In the new position statement, Tesco said: “We do support developing a cost-effective deposit return system (DRS) and are currently working with a number of partners to scope a project to explore how this can operate in practice and at scale.

“We view DRS as only one aspect of the holistic approach that is required to achieve the broader goals of reducing waste and increasing recycling in the UK.”

Speaking on the release of Tesco’s Christmas trading results earlier today, Lewis said: “I think we’re in agreement with the need to review packaging.

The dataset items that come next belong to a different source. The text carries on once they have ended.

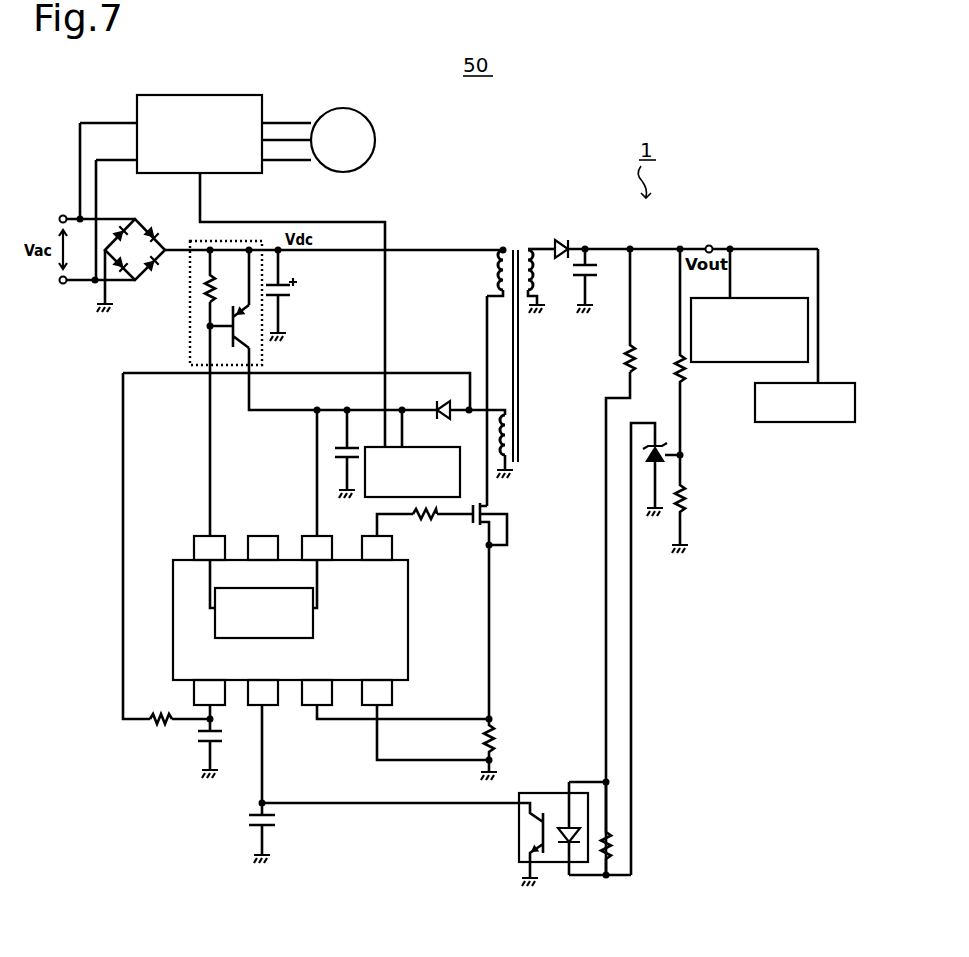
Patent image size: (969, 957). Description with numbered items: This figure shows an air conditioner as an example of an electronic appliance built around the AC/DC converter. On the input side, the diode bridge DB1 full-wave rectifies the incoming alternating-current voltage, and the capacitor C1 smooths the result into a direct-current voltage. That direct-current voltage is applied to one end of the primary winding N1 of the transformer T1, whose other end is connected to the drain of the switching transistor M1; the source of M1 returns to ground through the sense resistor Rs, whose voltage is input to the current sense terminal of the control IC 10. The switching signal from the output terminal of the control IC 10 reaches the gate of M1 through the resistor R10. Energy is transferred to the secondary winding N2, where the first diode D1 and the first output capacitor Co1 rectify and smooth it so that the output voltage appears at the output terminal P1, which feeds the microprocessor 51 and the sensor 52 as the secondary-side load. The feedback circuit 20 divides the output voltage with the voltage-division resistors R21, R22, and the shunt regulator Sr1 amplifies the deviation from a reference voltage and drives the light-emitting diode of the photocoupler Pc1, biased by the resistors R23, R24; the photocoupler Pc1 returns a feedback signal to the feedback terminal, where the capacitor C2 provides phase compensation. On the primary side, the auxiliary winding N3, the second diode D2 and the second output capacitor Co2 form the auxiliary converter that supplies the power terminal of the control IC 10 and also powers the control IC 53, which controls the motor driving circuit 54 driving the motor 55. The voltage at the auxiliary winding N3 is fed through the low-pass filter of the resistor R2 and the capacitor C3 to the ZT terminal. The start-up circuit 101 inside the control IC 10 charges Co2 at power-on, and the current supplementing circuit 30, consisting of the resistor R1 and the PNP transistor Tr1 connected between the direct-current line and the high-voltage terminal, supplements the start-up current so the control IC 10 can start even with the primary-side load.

The control IC (control circuit) 10 is at (316, 620).
The start-up circuit 101 is at (314, 633).
The feedback circuit 20 is at (611, 844).
The current supplementing circuit 30 is at (190, 328).
The microprocessor 51 is at (762, 298).
The sensor 52 is at (836, 383).
The control IC 53 is at (464, 458).
The motor driving circuit 54 is at (254, 95).
The motor 55 is at (348, 108).
The diode bridge DB1 is at (170, 221).
The resistor R1 is at (205, 289).
The PNP transistor Tr1 is at (256, 338).
The capacitor C1 is at (290, 288).
The transformer T1 is at (517, 336).
The primary winding N1 is at (503, 248).
The secondary winding N2 is at (528, 248).
The auxiliary winding N3 is at (509, 460).
The first diode D1 is at (562, 240).
The first output capacitor Co1 is at (601, 265).
The output terminal P1 is at (710, 245).
The voltage-division resistor R21 is at (688, 368).
The voltage-division resistor R22 is at (688, 498).
The resistor R23 is at (621, 367).
The resistor R24 is at (644, 828).
The shunt regulator Sr1 is at (668, 441).
The second diode D2 is at (436, 403).
The second output capacitor Co2 is at (334, 451).
The switching transistor M1 is at (497, 510).
The resistor R10 is at (427, 518).
The resistor R2 is at (156, 715).
The capacitor C2 is at (248, 822).
The capacitor C3 is at (198, 737).
The sense resistor Rs is at (499, 740).
The photocoupler Pc1 is at (523, 793).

“I’ll have a look at the idea of how it is we can reduce plastic packaging in fresh. It’s something we look at all of the time. But I have to say I’d be really keen to see something which is much more holistic around the total challenge around plastic packaging and how it is we can create more closed loop systems so that when we do have to use it it’s designed properly, it’s recovered properly, it’s recycled properly so that we create that closed loop.

“That’s the sort of big impact that I’d really like to see us make.”

Louise Edge, senior oceans campaigner at Greenpeace UK, said Tesco’s support was a major breakthrough in the campaign for DRS.

“It’s great news that Britain’s biggest retailer has come out firmly in support of deposit return schemes,” she said.

“The ocean plastic problem is complex and some areas will require innovation, but there is plenty of low-hanging fruit, and one of the lowest and ripest is a deposit return scheme for bottles. They have been tried and tested across the developed world and they work, increasing the collection rate for plastic bottles up to 96%.

“The public support DRS, at least three of our supermarket chains now support DRS, even Coca-Cola support DRS, and the Scottish government have committed to introducing a scheme there. Instead of announcing vague aspirations for 2043, the government should be implementing a DRS right now.”